Abstract

Rationale This is the first study designed specifically to evaluate the efficacy of omalizumab in patients with concomitant moderate-severe allergic asthma (AA) and persistent allergic rhinitis (PAR). Methods This was a 28-week, randomized, double-blind, placebo-controlled multicenter trial of 405 patients with moderate-severe AA and concomitant moderate-severe PAR. Patients (12–74 years) were randomized to receive either omalizumab (n=209) (at least 0.016 mg/kg/IgE [IU/mL] per 4 weeks) or placebo (n=196) for 28 weeks, in addition to conventional therapies (inhaled budesonide Turbuhaler [>=400 μg/day] plus optional long-acting beta2-agonist [LABA] and/or nasal steroids). Efficacy parameters included asthma exacerbations (asthma worsening requiring systemic steroids or doubling of baseline dose of inhaled steroid), combined asthma and rhinitis clinical symptom score (84 point scale) and pulmonary function (PEF). Results Omalizumab-treated patients experienced fewer exacerbations (0.25 [mean]) compared to placebo-treated patients (0.40 [mean]; p<0.05). Concomitant LABA use was similar in both groups (omalizumab 41.1%, placebo 36.2%) and did not affect omalizumab's ability to reduce exacerbations (exacerbation rate ratio 0.66 +LABAs, 0.59 −LABAs).
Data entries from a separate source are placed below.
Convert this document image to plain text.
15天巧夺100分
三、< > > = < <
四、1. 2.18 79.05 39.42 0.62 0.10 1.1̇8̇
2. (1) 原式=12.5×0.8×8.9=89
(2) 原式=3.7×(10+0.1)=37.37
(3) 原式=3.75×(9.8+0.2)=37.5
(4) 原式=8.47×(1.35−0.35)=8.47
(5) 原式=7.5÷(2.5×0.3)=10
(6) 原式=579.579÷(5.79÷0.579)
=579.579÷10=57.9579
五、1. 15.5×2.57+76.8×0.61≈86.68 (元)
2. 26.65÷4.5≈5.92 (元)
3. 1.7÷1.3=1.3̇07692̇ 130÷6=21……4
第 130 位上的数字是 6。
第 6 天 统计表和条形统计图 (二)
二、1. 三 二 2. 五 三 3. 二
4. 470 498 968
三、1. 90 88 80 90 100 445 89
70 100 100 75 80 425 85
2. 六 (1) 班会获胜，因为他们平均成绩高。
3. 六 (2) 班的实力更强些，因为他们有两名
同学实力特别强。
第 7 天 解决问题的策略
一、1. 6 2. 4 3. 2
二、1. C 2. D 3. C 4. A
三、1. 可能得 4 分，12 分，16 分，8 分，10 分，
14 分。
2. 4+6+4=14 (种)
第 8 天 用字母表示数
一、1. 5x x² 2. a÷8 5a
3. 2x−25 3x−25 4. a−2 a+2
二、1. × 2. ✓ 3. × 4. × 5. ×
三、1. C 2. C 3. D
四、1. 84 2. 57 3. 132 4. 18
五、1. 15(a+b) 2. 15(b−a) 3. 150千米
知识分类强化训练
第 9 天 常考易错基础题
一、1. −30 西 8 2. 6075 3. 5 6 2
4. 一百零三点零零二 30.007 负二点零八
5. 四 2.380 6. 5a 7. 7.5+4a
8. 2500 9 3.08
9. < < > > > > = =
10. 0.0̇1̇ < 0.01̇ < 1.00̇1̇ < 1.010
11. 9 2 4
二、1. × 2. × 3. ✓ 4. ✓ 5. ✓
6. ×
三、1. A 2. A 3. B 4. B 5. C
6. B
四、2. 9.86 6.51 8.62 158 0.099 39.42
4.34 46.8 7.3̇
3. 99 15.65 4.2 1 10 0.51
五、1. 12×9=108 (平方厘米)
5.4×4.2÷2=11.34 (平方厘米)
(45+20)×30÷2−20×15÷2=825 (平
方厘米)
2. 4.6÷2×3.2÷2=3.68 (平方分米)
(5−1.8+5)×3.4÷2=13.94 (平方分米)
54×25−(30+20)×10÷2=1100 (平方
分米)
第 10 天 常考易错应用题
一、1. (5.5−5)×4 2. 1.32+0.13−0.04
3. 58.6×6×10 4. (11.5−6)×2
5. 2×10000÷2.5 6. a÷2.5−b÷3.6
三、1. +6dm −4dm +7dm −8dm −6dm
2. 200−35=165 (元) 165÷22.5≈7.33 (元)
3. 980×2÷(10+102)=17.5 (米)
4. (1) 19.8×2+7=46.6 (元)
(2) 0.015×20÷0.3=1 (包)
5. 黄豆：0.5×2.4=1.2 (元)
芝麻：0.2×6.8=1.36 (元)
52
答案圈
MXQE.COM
The combined symptom score decreased by an (adjusted) mean of 17.8 points (baseline 38.3) with omalizumab compared with a 12.4 decrease (baseline 38.1) for placebo ( p<0.001). There was a significant difference in mean morning PEF with omalizumab compared with placebo at all assessments during treatment (treatment difference 11 L/min, p<0.001). Conclusions Omalizumab effectively controls combined asthma and rhinitis symptoms in patients with concomitant moderate-severe allergic asthma and persistent allergic rhinitis. Omalizumab significantly reduces asthma exacerbations and improves PEF.